= Richard Lyst =

London grocer and apothecary

Richard Lyst was a London grocer and apothecary who served Cardinal Wolsey and became a priest.

Some letters that Lyst wrote to Thomas Cromwell survive. Lyst became a lay brother of the Observant Friars in Greenwich. He was a supporter of Anne Boleyn, then Marchioness or Marquess of Pembroke, who he describes as the "most onerabyll lady Marcas of Penbroke". The head of the Greenwich house, John Forest, had taken up the opposing cause of Catherine of Aragon. Lyst claimed that Forest was poorly-educated, frequently making grammatical errors in his preaching, breaking "Priscian's head or ear". Cromwell encouraged Lyst and a priest at Greenwich, John Lawrence, as malcontents who could build support for the divorce of Henry VIII. Lyst had first contacted Cromwell as a supporter of John Lawrence in November 1532.
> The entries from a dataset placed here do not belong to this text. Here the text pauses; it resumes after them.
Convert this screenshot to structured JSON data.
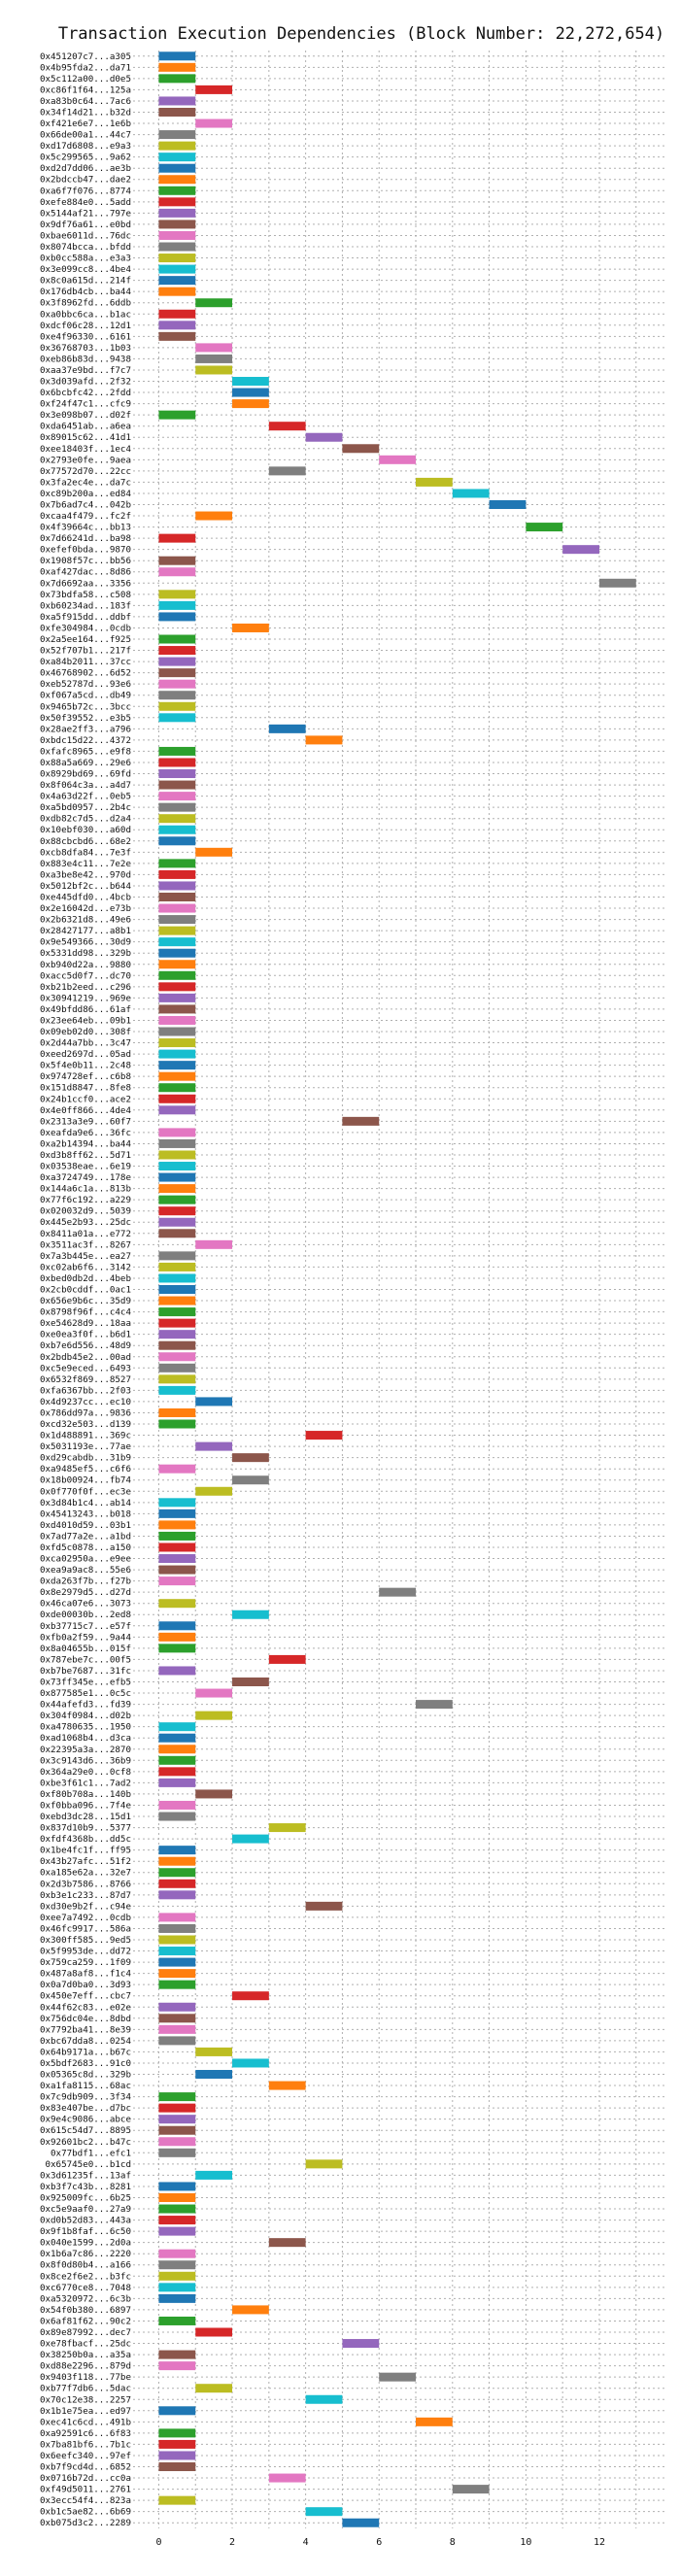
{
  "chart_data": {
    "type": "bar",
    "orientation": "horizontal",
    "title": "Transaction Execution Dependencies (Block Number: 22,272,654)",
    "xlabel": "",
    "ylabel": "",
    "xlim": [
      -0.7,
      13.8
    ],
    "xticks": [
      0,
      2,
      4,
      6,
      8,
      10,
      12
    ],
    "grid": true,
    "bar_span": 1,
    "palette": [
      "#1f77b4",
      "#ff7f0e",
      "#2ca02c",
      "#d62728",
      "#9467bd",
      "#8c564b",
      "#e377c2",
      "#7f7f7f",
      "#bcbd22",
      "#17becf"
    ],
    "transactions": [
      {
        "label": "0x451207c7...a305",
        "start": 0
      },
      {
        "label": "0x4b95fda2...da71",
        "start": 0
      },
      {
        "label": "0x5c112a00...d0e5",
        "start": 0
      },
      {
        "label": "0xc86f1f64...125a",
        "start": 1
      },
      {
        "label": "0xa83b0c64...7ac6",
        "start": 0
      },
      {
        "label": "0x34f14d21...b32d",
        "start": 0
      },
      {
        "label": "0xf421e6e7...1e6b",
        "start": 1
      },
      {
        "label": "0x66de00a1...44c7",
        "start": 0
      },
      {
        "label": "0xd17d6808...e9a3",
        "start": 0
      },
      {
        "label": "0x5c299565...9a62",
        "start": 0
      },
      {
        "label": "0xd2d7dd06...ae3b",
        "start": 0
      },
      {
        "label": "0x2bdccb47...dae2",
        "start": 0
      },
      {
        "label": "0xa6f7f076...8774",
        "start": 0
      },
      {
        "label": "0xefe884e0...5add",
        "start": 0
      },
      {
        "label": "0x5144af21...797e",
        "start": 0
      },
      {
        "label": "0x9df76a61...e0bd",
        "start": 0
      },
      {
        "label": "0xbae6011d...76dc",
        "start": 0
      },
      {
        "label": "0x8074bcca...bfdd",
        "start": 0
      },
      {
        "label": "0xb0cc588a...e3a3",
        "start": 0
      },
      {
        "label": "0x3e099cc8...4be4",
        "start": 0
      },
      {
        "label": "0x8c0a615d...214f",
        "start": 0
      },
      {
        "label": "0x176db4cb...ba44",
        "start": 0
      },
      {
        "label": "0x3f8962fd...6ddb",
        "start": 1
      },
      {
        "label": "0xa0bbc6ca...b1ac",
        "start": 0
      },
      {
        "label": "0xdcf06c28...12d1",
        "start": 0
      },
      {
        "label": "0xe4f96330...6161",
        "start": 0
      },
      {
        "label": "0x36768703...1b03",
        "start": 1
      },
      {
        "label": "0xeb86b83d...9438",
        "start": 1
      },
      {
        "label": "0xaa37e9bd...f7c7",
        "start": 1
      },
      {
        "label": "0x3d039afd...2f32",
        "start": 2
      },
      {
        "label": "0x6bcbfc42...2fdd",
        "start": 2
      },
      {
        "label": "0xf24f47c1...cfc9",
        "start": 2
      },
      {
        "label": "0x3e098b07...d02f",
        "start": 0
      },
      {
        "label": "0xda6451ab...a6ea",
        "start": 3
      },
      {
        "label": "0x89015c62...41d1",
        "start": 4
      },
      {
        "label": "0xee18403f...1ec4",
        "start": 5
      },
      {
        "label": "0x2793e0fe...9aea",
        "start": 6
      },
      {
        "label": "0x77572d70...22cc",
        "start": 3
      },
      {
        "label": "0x3fa2ec4e...da7c",
        "start": 7
      },
      {
        "label": "0xc89b200a...ed84",
        "start": 8
      },
      {
        "label": "0x7b6ad7c4...042b",
        "start": 9
      },
      {
        "label": "0xcaa4f479...fc2f",
        "start": 1
      },
      {
        "label": "0x4f39664c...bb13",
        "start": 10
      },
      {
        "label": "0x7d66241d...ba98",
        "start": 0
      },
      {
        "label": "0xefef0bda...9870",
        "start": 11
      },
      {
        "label": "0x1908f57c...bb56",
        "start": 0
      },
      {
        "label": "0xaf427dac...8d86",
        "start": 0
      },
      {
        "label": "0x7d6692aa...3356",
        "start": 12
      },
      {
        "label": "0x73bdfa58...c508",
        "start": 0
      },
      {
        "label": "0xb60234ad...183f",
        "start": 0
      },
      {
        "label": "0xa5f915dd...ddbf",
        "start": 0
      },
      {
        "label": "0xfe304984...0cdb",
        "start": 2
      },
      {
        "label": "0x2a5ee164...f925",
        "start": 0
      },
      {
        "label": "0x52f707b1...217f",
        "start": 0
      },
      {
        "label": "0xa84b2011...37cc",
        "start": 0
      },
      {
        "label": "0x46768902...6d52",
        "start": 0
      },
      {
        "label": "0xeb52787d...93e6",
        "start": 0
      },
      {
        "label": "0xf067a5cd...db49",
        "start": 0
      },
      {
        "label": "0x9465b72c...3bcc",
        "start": 0
      },
      {
        "label": "0x50f39552...e3b5",
        "start": 0
      },
      {
        "label": "0x28ae2ff3...a796",
        "start": 3
      },
      {
        "label": "0xbdc15d22...4372",
        "start": 4
      },
      {
        "label": "0xfafc8965...e9f8",
        "start": 0
      },
      {
        "label": "0x88a5a669...29e6",
        "start": 0
      },
      {
        "label": "0x8929bd69...69fd",
        "start": 0
      },
      {
        "label": "0x8f064c3a...a4d7",
        "start": 0
      },
      {
        "label": "0x4a63d22f...0eb5",
        "start": 0
      },
      {
        "label": "0xa5bd0957...2b4c",
        "start": 0
      },
      {
        "label": "0xdb82c7d5...d2a4",
        "start": 0
      },
      {
        "label": "0x10ebf030...a60d",
        "start": 0
      },
      {
        "label": "0x88cbcbd6...68e2",
        "start": 0
      },
      {
        "label": "0xcb8dfa84...7e3f",
        "start": 1
      },
      {
        "label": "0x883e4c11...7e2e",
        "start": 0
      },
      {
        "label": "0xa3be8e42...970d",
        "start": 0
      },
      {
        "label": "0x5012bf2c...b644",
        "start": 0
      },
      {
        "label": "0xe445dfd0...4bcb",
        "start": 0
      },
      {
        "label": "0x2e16042d...e73b",
        "start": 0
      },
      {
        "label": "0x2b6321d8...49e6",
        "start": 0
      },
      {
        "label": "0x28427177...a8b1",
        "start": 0
      },
      {
        "label": "0x9e549366...30d9",
        "start": 0
      },
      {
        "label": "0x5331dd98...329b",
        "start": 0
      },
      {
        "label": "0xb940d22a...9880",
        "start": 0
      },
      {
        "label": "0xacc5d0f7...dc70",
        "start": 0
      },
      {
        "label": "0xb21b2eed...c296",
        "start": 0
      },
      {
        "label": "0x30941219...969e",
        "start": 0
      },
      {
        "label": "0x49bfdd86...61af",
        "start": 0
      },
      {
        "label": "0x23ee64eb...09b1",
        "start": 0
      },
      {
        "label": "0x09eb02d0...308f",
        "start": 0
      },
      {
        "label": "0x2d44a7bb...3c47",
        "start": 0
      },
      {
        "label": "0xeed2697d...05ad",
        "start": 0
      },
      {
        "label": "0x5f4e0b11...2c48",
        "start": 0
      },
      {
        "label": "0x974728ef...c6b8",
        "start": 0
      },
      {
        "label": "0x151d8847...8fe8",
        "start": 0
      },
      {
        "label": "0x24b1ccf0...ace2",
        "start": 0
      },
      {
        "label": "0x4e0ff866...4de4",
        "start": 0
      },
      {
        "label": "0x2313a3e9...60f7",
        "start": 5
      },
      {
        "label": "0xeafda9e6...36fc",
        "start": 0
      },
      {
        "label": "0xa2b14394...ba44",
        "start": 0
      },
      {
        "label": "0xd3b8ff62...5d71",
        "start": 0
      },
      {
        "label": "0x03538eae...6e19",
        "start": 0
      },
      {
        "label": "0xa3724749...178e",
        "start": 0
      },
      {
        "label": "0x144a6c1a...813b",
        "start": 0
      },
      {
        "label": "0x77f6c192...a229",
        "start": 0
      },
      {
        "label": "0x020032d9...5039",
        "start": 0
      },
      {
        "label": "0x445e2b93...25dc",
        "start": 0
      },
      {
        "label": "0x8411a01a...e772",
        "start": 0
      },
      {
        "label": "0x3511ac3f...8267",
        "start": 1
      },
      {
        "label": "0x7a3b445e...ea27",
        "start": 0
      },
      {
        "label": "0xc02ab6f6...3142",
        "start": 0
      },
      {
        "label": "0xbed0db2d...4beb",
        "start": 0
      },
      {
        "label": "0x2cb0cddf...0ac1",
        "start": 0
      },
      {
        "label": "0x656e9b6c...35d9",
        "start": 0
      },
      {
        "label": "0x8798f96f...c4c4",
        "start": 0
      },
      {
        "label": "0xe54628d9...18aa",
        "start": 0
      },
      {
        "label": "0xe0ea3f0f...b6d1",
        "start": 0
      },
      {
        "label": "0xb7e6d556...48d9",
        "start": 0
      },
      {
        "label": "0x2bdb45e2...00ad",
        "start": 0
      },
      {
        "label": "0xc5e9eced...6493",
        "start": 0
      },
      {
        "label": "0x6532f869...8527",
        "start": 0
      },
      {
        "label": "0xfa6367bb...2f03",
        "start": 0
      },
      {
        "label": "0x4d9237cc...ec10",
        "start": 1
      },
      {
        "label": "0x786dd97a...9836",
        "start": 0
      },
      {
        "label": "0xcd32e503...d139",
        "start": 0
      },
      {
        "label": "0x1d488891...369c",
        "start": 4
      },
      {
        "label": "0x5031193e...77ae",
        "start": 1
      },
      {
        "label": "0xd29cabdb...31b9",
        "start": 2
      },
      {
        "label": "0xa9485ef5...c6f6",
        "start": 0
      },
      {
        "label": "0x18b00924...fb74",
        "start": 2
      },
      {
        "label": "0x0f770f0f...ec3e",
        "start": 1
      },
      {
        "label": "0x3d84b1c4...ab14",
        "start": 0
      },
      {
        "label": "0x45413243...b018",
        "start": 0
      },
      {
        "label": "0xd4010d59...03b1",
        "start": 0
      },
      {
        "label": "0x7ad77a2e...a1bd",
        "start": 0
      },
      {
        "label": "0xfd5c0878...a150",
        "start": 0
      },
      {
        "label": "0xca02950a...e9ee",
        "start": 0
      },
      {
        "label": "0xea9a9ac8...55e6",
        "start": 0
      },
      {
        "label": "0xda263f7b...f27b",
        "start": 0
      },
      {
        "label": "0x8e2979d5...d27d",
        "start": 6
      },
      {
        "label": "0x46ca07e6...3073",
        "start": 0
      },
      {
        "label": "0xde00030b...2ed8",
        "start": 2
      },
      {
        "label": "0xb37715c7...e57f",
        "start": 0
      },
      {
        "label": "0xfb0a2f59...9a44",
        "start": 0
      },
      {
        "label": "0x8a04655b...015f",
        "start": 0
      },
      {
        "label": "0x787ebe7c...00f5",
        "start": 3
      },
      {
        "label": "0xb7be7687...31fc",
        "start": 0
      },
      {
        "label": "0x73ff345e...efb5",
        "start": 2
      },
      {
        "label": "0x877585e1...0c5c",
        "start": 1
      },
      {
        "label": "0x44afefd3...fd39",
        "start": 7
      },
      {
        "label": "0x304f0984...d02b",
        "start": 1
      },
      {
        "label": "0xa4780635...1950",
        "start": 0
      },
      {
        "label": "0xad1068b4...d3ca",
        "start": 0
      },
      {
        "label": "0x22395a3a...2870",
        "start": 0
      },
      {
        "label": "0x3c9143d6...36b9",
        "start": 0
      },
      {
        "label": "0x364a29e0...0cf8",
        "start": 0
      },
      {
        "label": "0xbe3f61c1...7ad2",
        "start": 0
      },
      {
        "label": "0xf80b708a...140b",
        "start": 1
      },
      {
        "label": "0xf0bba096...7f4e",
        "start": 0
      },
      {
        "label": "0xebd3dc28...15d1",
        "start": 0
      },
      {
        "label": "0x837d10b9...5377",
        "start": 3
      },
      {
        "label": "0xfdf4368b...dd5c",
        "start": 2
      },
      {
        "label": "0x1be4fc1f...ff95",
        "start": 0
      },
      {
        "label": "0x43b27afc...51f2",
        "start": 0
      },
      {
        "label": "0xa185e62a...32e7",
        "start": 0
      },
      {
        "label": "0x2d3b7586...8766",
        "start": 0
      },
      {
        "label": "0xb3e1c233...87d7",
        "start": 0
      },
      {
        "label": "0xd30e9b2f...c94e",
        "start": 4
      },
      {
        "label": "0xee7a7492...0cdb",
        "start": 0
      },
      {
        "label": "0x46fc9917...586a",
        "start": 0
      },
      {
        "label": "0x300ff585...9ed5",
        "start": 0
      },
      {
        "label": "0x5f9953de...dd72",
        "start": 0
      },
      {
        "label": "0x759ca259...1f09",
        "start": 0
      },
      {
        "label": "0x487a8af8...f1c4",
        "start": 0
      },
      {
        "label": "0x0a7d0ba0...3d93",
        "start": 0
      },
      {
        "label": "0x450e7eff...cbc7",
        "start": 2
      },
      {
        "label": "0x44f62c83...e02e",
        "start": 0
      },
      {
        "label": "0x756dc04e...8dbd",
        "start": 0
      },
      {
        "label": "0x7792ba41...8e39",
        "start": 0
      },
      {
        "label": "0xbc67dda8...0254",
        "start": 0
      },
      {
        "label": "0x64b9171a...b67c",
        "start": 1
      },
      {
        "label": "0x5bdf2683...91c0",
        "start": 2
      },
      {
        "label": "0x05365c8d...329b",
        "start": 1
      },
      {
        "label": "0xa1fa8115...68ac",
        "start": 3
      },
      {
        "label": "0x7c9db909...3f34",
        "start": 0
      },
      {
        "label": "0x83e407be...d7bc",
        "start": 0
      },
      {
        "label": "0x9e4c9086...abce",
        "start": 0
      },
      {
        "label": "0x615c54d7...8895",
        "start": 0
      },
      {
        "label": "0x92601bc2...b47c",
        "start": 0
      },
      {
        "label": "0x77bdf1...efc1",
        "start": 0
      },
      {
        "label": "0x65745e0...b1cd",
        "start": 4
      },
      {
        "label": "0x3d61235f...13af",
        "start": 1
      },
      {
        "label": "0xb3f7c43b...8281",
        "start": 0
      },
      {
        "label": "0x925009fc...6b25",
        "start": 0
      },
      {
        "label": "0xc5e9aaf0...27a9",
        "start": 0
      },
      {
        "label": "0xd0b52d83...443a",
        "start": 0
      },
      {
        "label": "0x9f1b8faf...6c50",
        "start": 0
      },
      {
        "label": "0x040e1599...2d0a",
        "start": 3
      },
      {
        "label": "0x1b6a7c86...2220",
        "start": 0
      },
      {
        "label": "0x8f0d80b4...a166",
        "start": 0
      },
      {
        "label": "0x8ce2f6e2...b3fc",
        "start": 0
      },
      {
        "label": "0xc6770ce8...7048",
        "start": 0
      },
      {
        "label": "0xa5320972...6c3b",
        "start": 0
      },
      {
        "label": "0x54f0b380...6897",
        "start": 2
      },
      {
        "label": "0x6af81f62...90c2",
        "start": 0
      },
      {
        "label": "0x89e87992...dec7",
        "start": 1
      },
      {
        "label": "0xe78fbacf...25dc",
        "start": 5
      },
      {
        "label": "0x38250b0a...a35a",
        "start": 0
      },
      {
        "label": "0xd88e2296...879d",
        "start": 0
      },
      {
        "label": "0x9403f118...77be",
        "start": 6
      },
      {
        "label": "0xb77f7db6...5dac",
        "start": 1
      },
      {
        "label": "0x70c12e38...2257",
        "start": 4
      },
      {
        "label": "0x1b1e75ea...ed97",
        "start": 0
      },
      {
        "label": "0xec41c6cd...491b",
        "start": 7
      },
      {
        "label": "0xa92591c6...6f83",
        "start": 0
      },
      {
        "label": "0x7ba81bf6...7b1c",
        "start": 0
      },
      {
        "label": "0x6eefc340...97ef",
        "start": 0
      },
      {
        "label": "0xb7f9cd4d...6852",
        "start": 0
      },
      {
        "label": "0x0716b72d...cc0a",
        "start": 3
      },
      {
        "label": "0xf49d5011...2761",
        "start": 8
      },
      {
        "label": "0x3ecc54f4...823a",
        "start": 0
      },
      {
        "label": "0xb1c5ae82...6b69",
        "start": 4
      },
      {
        "label": "0xb075d3c2...2289",
        "start": 5
      }
    ]
  }
}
Lyst wrote to Anne Boleyn explaining that he hoped to become a priest and serve as her chaplain. He had been prevented from joining the priesthood because he had once been engaged to marry, but the woman had now died. He begged Anne Boleyn for 40 shillings to pay a debt for clothes bought for his mother.

Lyst made medicinal distilled waters and sent them as a gift to Catherine of Aragon and to Cromwell. He had previously made distilled waters and hippocras for Wolsey.

After leaving the convent at Greenwich, Lyst studied at Clare Hall, Cambridge. He was made rector of the London church St Dunstan-in-the-West in February 1536. The date of his death is unknown.